Most employees presume that their company aspires to meet the goal of competitive pay. Companies routinely advertise the practice (“we offer competitive wages”) and candidates expect this of potential employers.
But what happens when your goal of offering competitive pay is finally achieved? Are employees grateful? Can companies rest in their efforts to attract, motivate and retain?
Nope.
What doesn’t happen when you offer competitive pay is that your recruitment problems don’t magically disappear, your employees won’t be satisfied, and your compensation programs have achieved little more than being average – and isn’t that a “C” grade in school?
Is that where you want to be? As far as aspirations go, it’s only middle-of-the-road.
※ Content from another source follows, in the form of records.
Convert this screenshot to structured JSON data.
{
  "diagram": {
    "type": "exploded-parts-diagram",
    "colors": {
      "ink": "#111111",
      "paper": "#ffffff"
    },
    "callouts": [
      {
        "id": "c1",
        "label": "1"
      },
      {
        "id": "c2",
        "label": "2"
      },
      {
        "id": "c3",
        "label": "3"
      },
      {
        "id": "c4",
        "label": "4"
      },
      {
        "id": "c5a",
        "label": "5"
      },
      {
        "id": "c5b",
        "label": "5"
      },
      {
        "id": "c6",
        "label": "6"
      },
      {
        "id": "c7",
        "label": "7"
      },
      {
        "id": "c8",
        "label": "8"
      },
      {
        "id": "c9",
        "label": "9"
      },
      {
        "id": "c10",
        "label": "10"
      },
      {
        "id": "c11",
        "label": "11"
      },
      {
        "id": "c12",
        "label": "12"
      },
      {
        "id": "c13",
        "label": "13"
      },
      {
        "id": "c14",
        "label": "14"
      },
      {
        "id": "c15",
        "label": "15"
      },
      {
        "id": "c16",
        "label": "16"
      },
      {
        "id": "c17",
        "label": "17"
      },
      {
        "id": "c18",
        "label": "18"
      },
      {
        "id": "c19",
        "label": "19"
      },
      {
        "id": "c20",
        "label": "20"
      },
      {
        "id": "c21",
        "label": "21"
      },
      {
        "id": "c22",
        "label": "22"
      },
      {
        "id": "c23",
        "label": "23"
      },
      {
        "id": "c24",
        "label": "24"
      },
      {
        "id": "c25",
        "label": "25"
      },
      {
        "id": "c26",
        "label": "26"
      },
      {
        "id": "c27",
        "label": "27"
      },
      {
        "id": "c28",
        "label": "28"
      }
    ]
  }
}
If your company does pay the so-called “going rate,” that means that 50 percent of the companies out there are paying more than you. That’s what average gets you, with half doing more and half doing less.
Is that what your company aspires to achieve?
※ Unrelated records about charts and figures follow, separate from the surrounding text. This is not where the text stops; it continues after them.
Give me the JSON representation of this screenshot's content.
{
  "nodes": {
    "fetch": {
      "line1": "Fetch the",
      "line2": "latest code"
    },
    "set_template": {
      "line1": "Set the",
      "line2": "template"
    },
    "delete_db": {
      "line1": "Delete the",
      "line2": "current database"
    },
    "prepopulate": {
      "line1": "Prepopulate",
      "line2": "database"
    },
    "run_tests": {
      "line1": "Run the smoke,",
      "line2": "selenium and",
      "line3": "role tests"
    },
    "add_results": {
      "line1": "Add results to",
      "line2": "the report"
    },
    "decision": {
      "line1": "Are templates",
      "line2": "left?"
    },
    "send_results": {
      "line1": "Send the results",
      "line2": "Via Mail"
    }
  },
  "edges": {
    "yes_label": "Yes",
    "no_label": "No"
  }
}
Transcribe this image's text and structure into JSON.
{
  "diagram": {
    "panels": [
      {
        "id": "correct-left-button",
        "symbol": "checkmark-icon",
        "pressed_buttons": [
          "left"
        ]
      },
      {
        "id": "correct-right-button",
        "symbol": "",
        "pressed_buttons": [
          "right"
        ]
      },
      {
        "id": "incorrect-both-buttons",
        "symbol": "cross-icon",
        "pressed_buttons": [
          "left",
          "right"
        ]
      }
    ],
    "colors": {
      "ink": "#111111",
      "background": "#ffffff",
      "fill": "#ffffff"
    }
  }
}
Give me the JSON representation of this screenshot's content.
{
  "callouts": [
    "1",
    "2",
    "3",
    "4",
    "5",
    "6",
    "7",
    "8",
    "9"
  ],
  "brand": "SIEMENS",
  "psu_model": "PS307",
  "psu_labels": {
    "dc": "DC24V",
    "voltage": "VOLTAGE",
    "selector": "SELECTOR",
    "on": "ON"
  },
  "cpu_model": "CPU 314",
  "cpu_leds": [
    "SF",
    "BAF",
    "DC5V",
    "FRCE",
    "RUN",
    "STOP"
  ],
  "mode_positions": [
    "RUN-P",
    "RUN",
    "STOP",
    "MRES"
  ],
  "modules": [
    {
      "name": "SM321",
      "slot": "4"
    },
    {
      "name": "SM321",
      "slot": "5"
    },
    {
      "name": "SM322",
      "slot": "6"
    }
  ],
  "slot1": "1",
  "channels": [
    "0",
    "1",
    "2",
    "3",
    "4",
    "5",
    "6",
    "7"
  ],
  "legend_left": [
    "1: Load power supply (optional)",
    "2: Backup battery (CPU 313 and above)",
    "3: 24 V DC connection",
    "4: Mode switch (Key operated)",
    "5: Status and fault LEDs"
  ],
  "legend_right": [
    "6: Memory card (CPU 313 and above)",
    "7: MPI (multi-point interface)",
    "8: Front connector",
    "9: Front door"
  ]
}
No one leaves your company for less money, so all you’ll hear from your employees is about how so-and-so is making more somewhere else. And as employees only hear what supports their own notions (ever try to argue politics?) they won’t pay attention to the broader rewards package but just the points that confirm their opinion that your company isn’t paying enough.
The only way to avoid this scenario is being the premier paying company in your market/industry — and can you afford that cost?
Lest we forget, it’s important to differentiate between having a salary structure (grades, salary ranges and midpoints) that provides competitive rate “opportunity” and actually paying employees at those rates.
Some describe this as whether the company is “walking the talk.” I recall a client who was proud of the fact that their salary ranges were continually adjusted to mirror market rates, but was later embarrassed to discover that actual pay practices fell well below their published midpoints.
For their part, employees relate to what they are being paid, not the midpoint of a salary range or other such declared “opportunity.” To them the company’s “competitiveness” is more illusion than fact; especially if they’re experienced and have been with you for a while. Thus the company needs to keep its focus on actual vs. opportunity pay.
Typically it’s not a strategy, but a series of practices that evolved over time.
So, what’s the answer?
Management won’t agree to become the premier payer in your area, so you should consider instilling flexibility into your pay practices. Consider targeting key jobs (highly skilled, difficult to replace, etc.) and make sure those job holders are well paid for the market.
Other positions less skilled and more easily replaceable could continue with your “competitive opportunity” strategy. This approach is akin to ring-fencing key talent, protecting them against poaching while recognizing/rewarding those with the most potential impact on your business.
Bottom line? Be careful when you claim how your company provides competitive wages.
You may not be correct, but if so – big deal.